During this period, two classical regional styles of carving emerged, with many local variations. The first is known as the ‘serpentine’ (tuare) style associated with the Hokianga, Hauraki, East Cape and Taranaki, and exemplified by Ngāti Whātua carvings. In this style figures have cone-like heads and long, sinuous, often S-shaped, bodies. The tubular bodies are usually uncarved, but if surface decoration is applied the unaunahi (fish-scales) pattern is the most common, especially in the north. Variations of this pattern called ritorito (unaunahi arranged in clusters like a plant) or pungawerewere (unaunahi arranged in a spiral) are also seen.

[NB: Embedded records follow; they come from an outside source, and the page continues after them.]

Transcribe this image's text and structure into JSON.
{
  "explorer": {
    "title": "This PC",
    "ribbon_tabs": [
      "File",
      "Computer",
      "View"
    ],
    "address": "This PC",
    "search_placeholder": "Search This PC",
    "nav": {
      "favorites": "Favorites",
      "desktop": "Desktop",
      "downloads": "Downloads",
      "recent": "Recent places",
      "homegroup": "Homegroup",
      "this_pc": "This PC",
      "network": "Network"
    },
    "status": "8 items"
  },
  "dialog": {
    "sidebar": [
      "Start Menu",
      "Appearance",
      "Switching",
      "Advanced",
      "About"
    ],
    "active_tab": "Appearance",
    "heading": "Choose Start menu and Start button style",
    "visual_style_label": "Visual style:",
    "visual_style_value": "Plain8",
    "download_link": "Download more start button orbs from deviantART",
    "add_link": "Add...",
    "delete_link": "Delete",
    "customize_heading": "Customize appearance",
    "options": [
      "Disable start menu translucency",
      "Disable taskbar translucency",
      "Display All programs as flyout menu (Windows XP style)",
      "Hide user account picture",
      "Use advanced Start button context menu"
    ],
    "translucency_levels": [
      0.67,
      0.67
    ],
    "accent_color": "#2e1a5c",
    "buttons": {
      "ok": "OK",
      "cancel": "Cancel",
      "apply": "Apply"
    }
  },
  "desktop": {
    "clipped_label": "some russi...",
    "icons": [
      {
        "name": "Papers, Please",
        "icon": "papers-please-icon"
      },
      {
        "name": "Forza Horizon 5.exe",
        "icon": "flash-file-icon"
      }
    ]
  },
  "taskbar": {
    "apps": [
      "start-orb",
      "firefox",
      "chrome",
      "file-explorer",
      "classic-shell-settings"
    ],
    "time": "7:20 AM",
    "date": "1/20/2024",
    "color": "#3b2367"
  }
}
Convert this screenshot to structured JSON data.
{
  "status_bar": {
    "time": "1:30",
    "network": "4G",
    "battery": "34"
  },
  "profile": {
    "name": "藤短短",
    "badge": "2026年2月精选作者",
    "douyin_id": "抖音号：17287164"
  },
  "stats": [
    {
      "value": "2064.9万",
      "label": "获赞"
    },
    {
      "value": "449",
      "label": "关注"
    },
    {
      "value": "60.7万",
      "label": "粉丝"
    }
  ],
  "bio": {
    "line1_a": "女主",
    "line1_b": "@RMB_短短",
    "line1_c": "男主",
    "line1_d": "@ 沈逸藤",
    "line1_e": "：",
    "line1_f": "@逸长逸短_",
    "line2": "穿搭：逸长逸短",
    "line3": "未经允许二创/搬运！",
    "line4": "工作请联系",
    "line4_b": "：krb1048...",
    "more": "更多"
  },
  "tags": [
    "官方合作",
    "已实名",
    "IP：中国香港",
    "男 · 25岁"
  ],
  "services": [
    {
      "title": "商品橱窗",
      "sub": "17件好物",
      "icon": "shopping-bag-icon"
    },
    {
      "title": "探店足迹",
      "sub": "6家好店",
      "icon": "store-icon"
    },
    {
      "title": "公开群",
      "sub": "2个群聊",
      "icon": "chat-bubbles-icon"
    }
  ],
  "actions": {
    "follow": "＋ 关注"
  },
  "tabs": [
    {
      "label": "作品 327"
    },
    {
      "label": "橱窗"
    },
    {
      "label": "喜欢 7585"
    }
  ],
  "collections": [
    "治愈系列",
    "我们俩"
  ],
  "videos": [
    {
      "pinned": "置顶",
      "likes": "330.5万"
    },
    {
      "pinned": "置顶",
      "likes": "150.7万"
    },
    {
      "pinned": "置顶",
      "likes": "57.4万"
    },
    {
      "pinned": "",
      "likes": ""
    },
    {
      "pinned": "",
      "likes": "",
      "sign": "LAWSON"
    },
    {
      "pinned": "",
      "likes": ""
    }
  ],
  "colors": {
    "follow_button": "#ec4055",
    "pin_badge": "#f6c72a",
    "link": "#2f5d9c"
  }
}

Unaunahi is most prevalent in Te Tai Tokerau (Northland), and ritorito in carving by Te Āti Awa of Taranaki. Te Āti Awa examples are distinctive for their depth of modelling created by the figures’ intertwining limbs and also for the unique shape of their foreheads, peaked in homage to the mountain Taranaki.
Style of the times
Most surviving examples of the ‘eastern square style’ of carving date from the period of European contact and have been carved with steel rather than stone tools. This has led some scholars to conclude that the style is more recent than the serpentine style. However, examples were also recorded as early as 1769 when Cook’s Endeavour visited Ūawa (Tolaga Bay). Drawings of the carvings collected on that voyage not only show clear evidence of the ‘serpentine’ style but also the haehae (raised lines) and pākati (notch) surface patterning that characterise the ‘square style’.
‘Eastern square style’
The other major regional style is the ‘eastern square style’ from the Bay of Islands, Thames, East Coast, Rotorua, the south of Te Ika-a-Māui (the North Island) and Te Wai Pounamu (the South Island).This style is so-named because of the broad, squat nature of the body types, where the head is usually about a third of the entire composition.
Large carved houses
Some of Cook’s crew also observed the unfinished frame of a large house, about 10 metres long, in the process of being carved. As there is no evidence of large, fully carved houses elsewhere in New Zealand at this time, this carving tradition may have started on the East Coast, possibly under the influence of the Rāwheoro school, and spread from Ūawa (Tolaga Bay) to the rest of the North Island. It is believed that the fully carved meeting house was introduced to the Te Arawa tribes when the East Coast tribe of Ngāti Awa offered them a meeting house as a wedding gift. By the 1830s and 1840s there were many such large carved houses.